Seaver's recently published memoir, "The Tender Hour of Twilight: Paris in the '50s, New York in the '60s: A Memoir of Publishing's Golden Age," was edited by his wife Jeannette several years after his death in 2009 at the age of 83. True to its name, it chronicles Seaver's life as one of our most maverick publishers, editors, and translators.

"The things that we take for granted today were definitely not taken for granted then," said Seaver's widow Jeannette in a phone interview. "People went to jail, books were not accepted by bookstores, post offices wouldn't accept to receive and transport them. It was very serious."

Seaver moved to Paris as a young adult in search of Hemingway's moveable feast and was immediately swept up in the post-war, avant-garde literary world. These were the intellectually-rich Parisian heydays when Jean-Paul Sartre literally rubbed elbows in cafes with brilliant writers who were either unknown or banned in their own countries. Seaver got involved with the literary magazine "Merlin" (Sartre was a huge fan) and discovered his calling: to bring the works of these writers into the publishing mainstream in America.

This, however, was a tall order. After returning to the States and joining Barney Rosset at Grove Press, Seaver faced tremendous literary censorship and cultural resistance. "We came to America at the height of the McCarthy era," said Jeannette Seaver. "Dick (Seaver) and Barney were on the barricades for censorship and freedom to publish. They would go from state to state with their attorneys. There were very long and very costly legal battles on all fronts, but they did make all the difference."

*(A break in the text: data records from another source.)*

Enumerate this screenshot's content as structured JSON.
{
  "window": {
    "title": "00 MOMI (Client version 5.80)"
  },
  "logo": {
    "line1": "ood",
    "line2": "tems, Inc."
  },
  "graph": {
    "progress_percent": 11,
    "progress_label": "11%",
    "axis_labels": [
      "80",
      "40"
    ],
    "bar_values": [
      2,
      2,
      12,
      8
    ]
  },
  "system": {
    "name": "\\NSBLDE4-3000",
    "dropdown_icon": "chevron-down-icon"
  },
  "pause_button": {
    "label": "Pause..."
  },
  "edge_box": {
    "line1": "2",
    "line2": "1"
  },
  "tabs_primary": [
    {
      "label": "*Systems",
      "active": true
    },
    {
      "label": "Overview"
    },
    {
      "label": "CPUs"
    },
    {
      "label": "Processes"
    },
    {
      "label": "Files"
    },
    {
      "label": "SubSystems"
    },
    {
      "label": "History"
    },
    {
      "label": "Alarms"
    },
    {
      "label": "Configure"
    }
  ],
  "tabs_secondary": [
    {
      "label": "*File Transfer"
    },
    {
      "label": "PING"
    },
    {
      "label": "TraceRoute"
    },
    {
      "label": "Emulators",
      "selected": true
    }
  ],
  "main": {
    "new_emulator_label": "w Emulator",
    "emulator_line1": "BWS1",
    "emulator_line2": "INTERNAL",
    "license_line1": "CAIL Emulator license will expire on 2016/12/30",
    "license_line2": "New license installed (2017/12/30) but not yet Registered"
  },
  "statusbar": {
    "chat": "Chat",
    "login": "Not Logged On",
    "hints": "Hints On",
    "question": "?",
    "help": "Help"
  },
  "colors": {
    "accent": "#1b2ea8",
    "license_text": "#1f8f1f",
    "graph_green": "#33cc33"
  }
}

Seaver was, in many ways, an embodiment of a bygone era when art trumped profit. Risk-taking, said Jeannette, was "the engine that drove him. He and Barney were very courageous. They lost a lot of money. It was a secondary issue for them. They were carrying the banner for freedom. They truly believed that if you really see the quintessence of a work and you think it's important, you just do it and God be with you. It doesn't necessarily mean you're going to be successful and make money, you could even get in trouble, but you do it anyway. One of Dick's virtues was recognizing literary voices and helping them be heard without fear of the obvious."

One such obvious fear was the wrath that came with rattling the status quo, but his commitment to support controversial material that had literary integrity was steadfast. Seaver, in short, walked his talk.

"That's one reason he translated and championed Marquis de Sade," Jeannette Seaver added. "Not so much for the content, but because De Sade was an aristocrat who was breaking the rules, who was confronting the Establishment -- his fellow aristocrats, who had enormous prejudice -- and then he was punished his entire life. His opus was written from behind bars. Personally I'm not interested in some of his content, but there's no denying that he was a very good writer and a very prominent figure of his time."

Seaver himself abandoned writing for many years after discovering Samuel Beckett ("He felt that Beckett was Shakespeare of our time and that he could never compare to him as a writer," said Jeannette), only to pick the pen back up much later in life. The result is his sweeping memoir -- a tribute to the enduring value of pursuing one's passion in life, come what may.